MATERIALS AND METHODS: The EDENT1FI consortium established a diverse subgroup of stakeholders interested in health economic evaluations who met bi-weekly to refine assumptions, incorporate broader benefits, and enhance data inputs for an improved health economics model for T1D using literature. Based on these inputs, an early cost-effectiveness model for pre-symptomatic T1D screening was developed in Microsoft Excel® and associated key features were identified.

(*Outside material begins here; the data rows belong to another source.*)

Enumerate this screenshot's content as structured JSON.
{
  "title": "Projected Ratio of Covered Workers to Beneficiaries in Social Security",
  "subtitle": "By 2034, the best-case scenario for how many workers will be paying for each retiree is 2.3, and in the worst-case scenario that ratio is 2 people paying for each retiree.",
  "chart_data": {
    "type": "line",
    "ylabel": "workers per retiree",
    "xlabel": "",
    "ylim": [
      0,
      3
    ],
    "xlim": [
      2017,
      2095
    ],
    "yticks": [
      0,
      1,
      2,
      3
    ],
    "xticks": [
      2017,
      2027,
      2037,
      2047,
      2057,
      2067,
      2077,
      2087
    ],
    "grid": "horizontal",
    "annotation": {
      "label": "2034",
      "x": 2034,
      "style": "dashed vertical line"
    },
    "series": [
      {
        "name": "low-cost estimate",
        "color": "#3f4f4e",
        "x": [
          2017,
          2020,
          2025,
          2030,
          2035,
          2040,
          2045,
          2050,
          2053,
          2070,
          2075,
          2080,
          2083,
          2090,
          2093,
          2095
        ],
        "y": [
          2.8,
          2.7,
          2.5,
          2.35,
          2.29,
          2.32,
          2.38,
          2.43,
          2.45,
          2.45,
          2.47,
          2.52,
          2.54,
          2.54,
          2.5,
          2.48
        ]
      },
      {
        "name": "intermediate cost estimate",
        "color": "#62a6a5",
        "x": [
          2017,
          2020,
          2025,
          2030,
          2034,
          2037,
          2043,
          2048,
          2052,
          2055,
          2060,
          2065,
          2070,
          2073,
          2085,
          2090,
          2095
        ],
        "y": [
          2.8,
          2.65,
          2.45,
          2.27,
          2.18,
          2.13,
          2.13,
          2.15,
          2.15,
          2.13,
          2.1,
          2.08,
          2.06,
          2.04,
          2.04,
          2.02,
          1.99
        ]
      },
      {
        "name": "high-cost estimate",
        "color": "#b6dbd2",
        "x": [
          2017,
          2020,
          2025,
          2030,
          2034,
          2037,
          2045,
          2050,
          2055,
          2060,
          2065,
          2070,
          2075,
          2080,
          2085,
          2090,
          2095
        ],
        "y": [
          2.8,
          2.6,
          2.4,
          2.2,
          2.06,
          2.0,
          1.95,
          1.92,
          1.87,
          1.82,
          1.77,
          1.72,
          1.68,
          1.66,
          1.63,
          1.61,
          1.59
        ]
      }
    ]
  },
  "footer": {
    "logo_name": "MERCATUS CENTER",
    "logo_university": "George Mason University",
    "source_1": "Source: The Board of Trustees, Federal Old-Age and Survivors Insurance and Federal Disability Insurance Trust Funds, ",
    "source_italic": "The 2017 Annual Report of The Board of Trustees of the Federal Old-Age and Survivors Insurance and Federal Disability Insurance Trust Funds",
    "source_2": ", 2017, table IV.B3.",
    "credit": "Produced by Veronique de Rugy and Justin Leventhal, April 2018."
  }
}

RESULTS: Our model for pre-symptomatic T1D screening has features beyond traditional economic models. Screening can be linked to an immediate short-term HbA1c improvement at stage 3 T1D onset, which subsequently reduces the risk of long-term complications. Pre-symptomatic screening results, whether positive or negative, can significantly influence health-related QoL by impacting the emotional and psychological well-being of both children and their parents, highlighting the importance of addressing these dimensions in early diagnosis. Parents of children diagnosed with T1D events like DKA can face income loss due to the sudden onset and lack of preparation time. Early identification of T1D through screening enables targeted education and monitoring, which can lead to better HbA1c control before stage 3 onset—a "soft landing." The interventions are less effective when applied after onset in unscreened individuals, underscoring the value of early detection and intervention. The model also outlines the organisational impact of different screening strategies, offering insights into how healthcare systems can better manage T1D screening programs. While the model is promising, it requires validation and endorsement by the group to populate evidence and determine the magnitude of effects.

CONCLUSION: This enhanced model offers a comprehensive understanding of the health economic impact of T1D screening. Next steps involve aligning on hypotheses and evidence inclusion. Additional work is required to integrate the value of combining screening for other diseases, like celiac and thyroid, as practiced in some regions within EDENT1FI.